The seven logic gates are: (1) Logical Form — testing argument structure, (2) Confound Check — ruling out co-varying variables, (3) Necessary vs Sufficient vs Contributory — classifying the causal role, (4) Counterfactual — testing what happens without the variable, (5) Alternative Explanations — systematically considering other causes, (6) Replication — repeating the test across conditions, and (7) Mechanism — identifying the plausible signal access pathway.
We use a 7-level evidence hierarchy ranging from Level 1 (Anecdote — a single unrepeated observation) to Level 7 (Meta-Analysis — systematic synthesis across multiple controlled studies). Every finding is assigned a level, and the language used to describe it is constrained by that level. For example, only Level 5 and above may use language implying causation.
Yes. SIGI publishes null results — findings where no effect was observed — alongside positive findings. We believe reporting what does not work is as scientifically valuable as reporting what does, and omitting null results distorts the evidence base.

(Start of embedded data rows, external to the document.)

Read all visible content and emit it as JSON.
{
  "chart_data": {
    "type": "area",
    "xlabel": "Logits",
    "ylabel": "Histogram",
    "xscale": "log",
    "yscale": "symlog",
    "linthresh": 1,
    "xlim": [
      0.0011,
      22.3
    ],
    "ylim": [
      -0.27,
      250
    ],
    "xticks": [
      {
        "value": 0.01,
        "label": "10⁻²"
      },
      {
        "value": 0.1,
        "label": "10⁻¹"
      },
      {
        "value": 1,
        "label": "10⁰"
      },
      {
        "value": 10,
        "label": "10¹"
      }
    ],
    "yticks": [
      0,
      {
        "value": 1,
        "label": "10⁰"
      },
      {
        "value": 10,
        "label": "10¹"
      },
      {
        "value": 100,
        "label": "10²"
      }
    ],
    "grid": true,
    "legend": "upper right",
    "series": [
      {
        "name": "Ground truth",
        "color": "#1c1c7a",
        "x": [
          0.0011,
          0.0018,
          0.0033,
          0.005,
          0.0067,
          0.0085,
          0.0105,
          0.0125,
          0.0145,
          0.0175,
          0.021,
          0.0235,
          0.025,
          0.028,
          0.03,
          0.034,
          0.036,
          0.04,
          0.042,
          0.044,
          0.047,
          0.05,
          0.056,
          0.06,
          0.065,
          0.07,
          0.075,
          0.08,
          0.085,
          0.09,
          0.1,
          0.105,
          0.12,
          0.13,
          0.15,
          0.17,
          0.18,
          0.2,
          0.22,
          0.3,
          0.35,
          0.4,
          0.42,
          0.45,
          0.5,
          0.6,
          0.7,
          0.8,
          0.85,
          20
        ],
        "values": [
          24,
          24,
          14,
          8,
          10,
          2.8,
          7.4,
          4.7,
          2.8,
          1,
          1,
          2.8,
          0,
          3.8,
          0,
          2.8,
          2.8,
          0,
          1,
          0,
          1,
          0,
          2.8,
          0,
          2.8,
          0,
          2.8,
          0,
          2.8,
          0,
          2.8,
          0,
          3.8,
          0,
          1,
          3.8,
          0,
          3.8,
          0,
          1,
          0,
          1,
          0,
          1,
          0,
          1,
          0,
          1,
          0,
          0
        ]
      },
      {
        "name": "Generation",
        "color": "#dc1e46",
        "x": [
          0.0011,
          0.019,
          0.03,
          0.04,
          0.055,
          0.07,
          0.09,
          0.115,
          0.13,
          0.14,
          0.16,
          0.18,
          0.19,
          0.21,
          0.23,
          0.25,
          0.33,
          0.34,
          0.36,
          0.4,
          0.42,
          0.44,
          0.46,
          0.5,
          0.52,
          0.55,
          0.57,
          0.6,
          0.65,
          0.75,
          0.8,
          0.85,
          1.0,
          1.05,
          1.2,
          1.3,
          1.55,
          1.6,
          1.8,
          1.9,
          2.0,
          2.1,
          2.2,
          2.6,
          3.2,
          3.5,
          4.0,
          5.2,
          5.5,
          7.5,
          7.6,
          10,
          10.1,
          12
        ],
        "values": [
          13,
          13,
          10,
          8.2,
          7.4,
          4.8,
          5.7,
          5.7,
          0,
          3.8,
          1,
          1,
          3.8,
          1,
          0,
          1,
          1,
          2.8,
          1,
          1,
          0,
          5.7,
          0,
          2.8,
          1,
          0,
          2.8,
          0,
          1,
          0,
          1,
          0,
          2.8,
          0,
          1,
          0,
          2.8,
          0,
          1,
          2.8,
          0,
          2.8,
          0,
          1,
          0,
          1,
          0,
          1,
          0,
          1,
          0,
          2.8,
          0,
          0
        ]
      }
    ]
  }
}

Yes. Raw datasets are published in our Research section at /research/, and analysed findings with full methodology documentation are available at /publications/. We are committed to open science and provide sufficient detail for independent verification and replication.
Single-variable isolation is a probe design principle where exactly one property of a source or query is changed while all other variables are held constant. The resulting change in LLM sentiment or citation behaviour is then measured. This approach allows us to attribute observed effects to specific variables rather than confounded combinations.